The method is most applicable to low permeability reservoirs where the conductivity of an equilibrium pack is not needed. In this type of reservoir, the surface area of a fracture face will give up only a finite amount of fluid. It is not necessary for the fracture to have a greater flow capacity to the well bore than the formation has into the fracture. The design also can be applicable in some massive zones where the permeability is higher, but the cost to build an equilibrium pack is prohibitive. With a suspended pack design using the same amount of fluid, a deeper fracture with 100% vertical coverage can be obtained. In many cases, this produces a higher productivity increase with a lower cost.
The design centers on the sand concentration of the sand slurry in a finite number of segments along the fracture length.

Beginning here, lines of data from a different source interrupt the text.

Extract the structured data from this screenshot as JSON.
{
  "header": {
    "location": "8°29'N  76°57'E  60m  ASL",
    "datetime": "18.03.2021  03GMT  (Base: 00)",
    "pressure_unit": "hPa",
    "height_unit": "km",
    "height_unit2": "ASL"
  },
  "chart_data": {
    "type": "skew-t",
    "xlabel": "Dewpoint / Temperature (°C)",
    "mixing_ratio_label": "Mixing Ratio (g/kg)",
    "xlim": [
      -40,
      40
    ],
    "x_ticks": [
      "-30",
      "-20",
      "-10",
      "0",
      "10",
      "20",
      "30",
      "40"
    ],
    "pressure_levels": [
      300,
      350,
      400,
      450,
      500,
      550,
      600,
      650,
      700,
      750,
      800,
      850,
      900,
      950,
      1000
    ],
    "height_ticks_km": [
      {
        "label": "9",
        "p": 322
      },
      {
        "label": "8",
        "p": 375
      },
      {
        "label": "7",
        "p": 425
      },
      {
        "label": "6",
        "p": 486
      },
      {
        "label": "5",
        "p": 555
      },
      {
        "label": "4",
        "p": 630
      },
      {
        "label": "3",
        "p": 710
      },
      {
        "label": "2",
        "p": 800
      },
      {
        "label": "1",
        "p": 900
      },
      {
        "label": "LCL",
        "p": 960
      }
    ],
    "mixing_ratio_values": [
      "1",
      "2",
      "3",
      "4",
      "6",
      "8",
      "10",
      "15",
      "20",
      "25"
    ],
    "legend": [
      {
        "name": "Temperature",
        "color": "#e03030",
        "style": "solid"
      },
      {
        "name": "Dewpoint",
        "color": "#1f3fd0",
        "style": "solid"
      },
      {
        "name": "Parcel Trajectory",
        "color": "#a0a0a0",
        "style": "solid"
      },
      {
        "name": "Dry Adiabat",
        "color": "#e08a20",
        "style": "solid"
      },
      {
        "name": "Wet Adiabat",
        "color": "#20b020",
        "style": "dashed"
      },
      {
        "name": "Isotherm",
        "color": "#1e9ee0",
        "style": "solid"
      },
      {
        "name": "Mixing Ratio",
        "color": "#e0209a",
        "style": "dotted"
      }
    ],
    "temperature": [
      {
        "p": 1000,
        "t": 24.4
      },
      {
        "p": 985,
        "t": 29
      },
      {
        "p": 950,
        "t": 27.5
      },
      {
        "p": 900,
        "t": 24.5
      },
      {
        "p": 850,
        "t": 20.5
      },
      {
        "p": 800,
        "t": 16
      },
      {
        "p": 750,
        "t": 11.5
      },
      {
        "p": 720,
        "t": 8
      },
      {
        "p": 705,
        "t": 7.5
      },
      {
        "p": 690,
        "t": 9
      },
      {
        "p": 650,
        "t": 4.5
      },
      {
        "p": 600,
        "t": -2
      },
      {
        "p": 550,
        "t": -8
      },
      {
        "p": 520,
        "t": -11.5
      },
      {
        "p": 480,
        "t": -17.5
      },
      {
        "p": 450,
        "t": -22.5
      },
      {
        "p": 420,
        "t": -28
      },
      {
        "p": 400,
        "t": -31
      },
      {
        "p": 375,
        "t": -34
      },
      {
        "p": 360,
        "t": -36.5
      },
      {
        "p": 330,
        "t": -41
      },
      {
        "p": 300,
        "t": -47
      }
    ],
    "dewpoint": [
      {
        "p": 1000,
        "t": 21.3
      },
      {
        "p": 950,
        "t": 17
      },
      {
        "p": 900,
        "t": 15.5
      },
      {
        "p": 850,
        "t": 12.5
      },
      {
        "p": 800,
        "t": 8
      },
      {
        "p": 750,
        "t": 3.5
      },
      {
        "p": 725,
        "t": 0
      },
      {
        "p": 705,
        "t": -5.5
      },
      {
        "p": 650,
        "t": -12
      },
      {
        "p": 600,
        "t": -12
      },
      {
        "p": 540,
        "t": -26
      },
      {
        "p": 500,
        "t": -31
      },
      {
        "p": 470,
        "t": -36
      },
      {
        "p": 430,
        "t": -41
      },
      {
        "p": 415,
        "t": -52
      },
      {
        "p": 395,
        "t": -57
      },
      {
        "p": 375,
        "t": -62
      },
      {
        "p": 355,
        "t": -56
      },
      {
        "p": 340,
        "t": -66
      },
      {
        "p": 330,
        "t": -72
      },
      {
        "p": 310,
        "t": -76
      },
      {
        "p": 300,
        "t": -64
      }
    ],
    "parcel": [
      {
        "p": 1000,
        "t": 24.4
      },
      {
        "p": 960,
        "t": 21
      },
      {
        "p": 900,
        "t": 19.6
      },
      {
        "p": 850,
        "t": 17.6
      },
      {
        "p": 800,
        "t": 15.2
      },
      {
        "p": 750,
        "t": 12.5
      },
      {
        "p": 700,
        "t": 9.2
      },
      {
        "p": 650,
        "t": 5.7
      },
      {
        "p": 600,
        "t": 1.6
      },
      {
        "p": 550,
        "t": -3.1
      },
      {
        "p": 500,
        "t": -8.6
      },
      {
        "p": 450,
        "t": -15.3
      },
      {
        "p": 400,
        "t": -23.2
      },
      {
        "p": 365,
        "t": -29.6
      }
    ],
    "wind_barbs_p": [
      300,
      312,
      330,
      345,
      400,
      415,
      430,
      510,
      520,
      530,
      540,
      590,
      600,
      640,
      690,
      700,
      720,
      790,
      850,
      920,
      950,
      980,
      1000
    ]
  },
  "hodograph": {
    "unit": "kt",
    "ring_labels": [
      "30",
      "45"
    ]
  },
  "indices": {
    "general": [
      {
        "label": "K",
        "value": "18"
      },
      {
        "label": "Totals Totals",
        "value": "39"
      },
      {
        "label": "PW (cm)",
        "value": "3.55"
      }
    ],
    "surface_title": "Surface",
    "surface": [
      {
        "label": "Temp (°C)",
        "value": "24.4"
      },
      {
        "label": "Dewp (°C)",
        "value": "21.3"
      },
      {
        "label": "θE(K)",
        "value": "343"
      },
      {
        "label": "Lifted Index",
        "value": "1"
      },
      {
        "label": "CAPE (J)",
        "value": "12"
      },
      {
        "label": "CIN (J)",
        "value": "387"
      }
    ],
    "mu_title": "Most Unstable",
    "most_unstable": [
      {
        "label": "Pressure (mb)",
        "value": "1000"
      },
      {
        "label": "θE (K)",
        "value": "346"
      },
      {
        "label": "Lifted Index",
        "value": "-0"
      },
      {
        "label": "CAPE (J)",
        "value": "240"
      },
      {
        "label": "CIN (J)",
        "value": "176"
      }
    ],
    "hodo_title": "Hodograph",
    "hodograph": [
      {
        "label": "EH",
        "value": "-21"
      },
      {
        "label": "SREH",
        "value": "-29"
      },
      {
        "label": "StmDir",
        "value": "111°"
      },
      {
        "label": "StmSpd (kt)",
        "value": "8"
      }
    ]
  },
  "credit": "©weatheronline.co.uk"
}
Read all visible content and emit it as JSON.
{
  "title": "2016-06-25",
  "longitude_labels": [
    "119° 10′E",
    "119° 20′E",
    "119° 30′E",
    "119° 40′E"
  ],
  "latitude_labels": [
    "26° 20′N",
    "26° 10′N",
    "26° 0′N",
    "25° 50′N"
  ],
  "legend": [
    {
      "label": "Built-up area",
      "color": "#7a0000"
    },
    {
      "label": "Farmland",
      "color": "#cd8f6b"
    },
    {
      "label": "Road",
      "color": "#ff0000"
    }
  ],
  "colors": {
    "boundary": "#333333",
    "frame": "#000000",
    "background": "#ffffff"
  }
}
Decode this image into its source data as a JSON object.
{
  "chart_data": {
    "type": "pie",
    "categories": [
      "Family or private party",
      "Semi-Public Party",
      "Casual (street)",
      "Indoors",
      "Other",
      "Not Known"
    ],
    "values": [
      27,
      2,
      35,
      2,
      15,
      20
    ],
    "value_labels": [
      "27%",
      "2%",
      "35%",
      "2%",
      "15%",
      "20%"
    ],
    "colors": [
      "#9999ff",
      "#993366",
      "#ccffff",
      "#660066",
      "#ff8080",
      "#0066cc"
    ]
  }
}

Using a compound-interest formula, the approximate amount of fluid that has leaked off in each segment is calculated. Then, with the final desired slurry concentration known, the sand concentration needed in each segment when pumped can be calculated.
The design is done in 10 easy steps with a program written for a TI-59 that will do almost all of the calculations included. The design is not applicable to every well, but where it does apply it can (1) give better vertical coverage, (2) get deeper penetration, (3) reduce costs for the same productivity increase, and (4) reduce the amount of load to recover.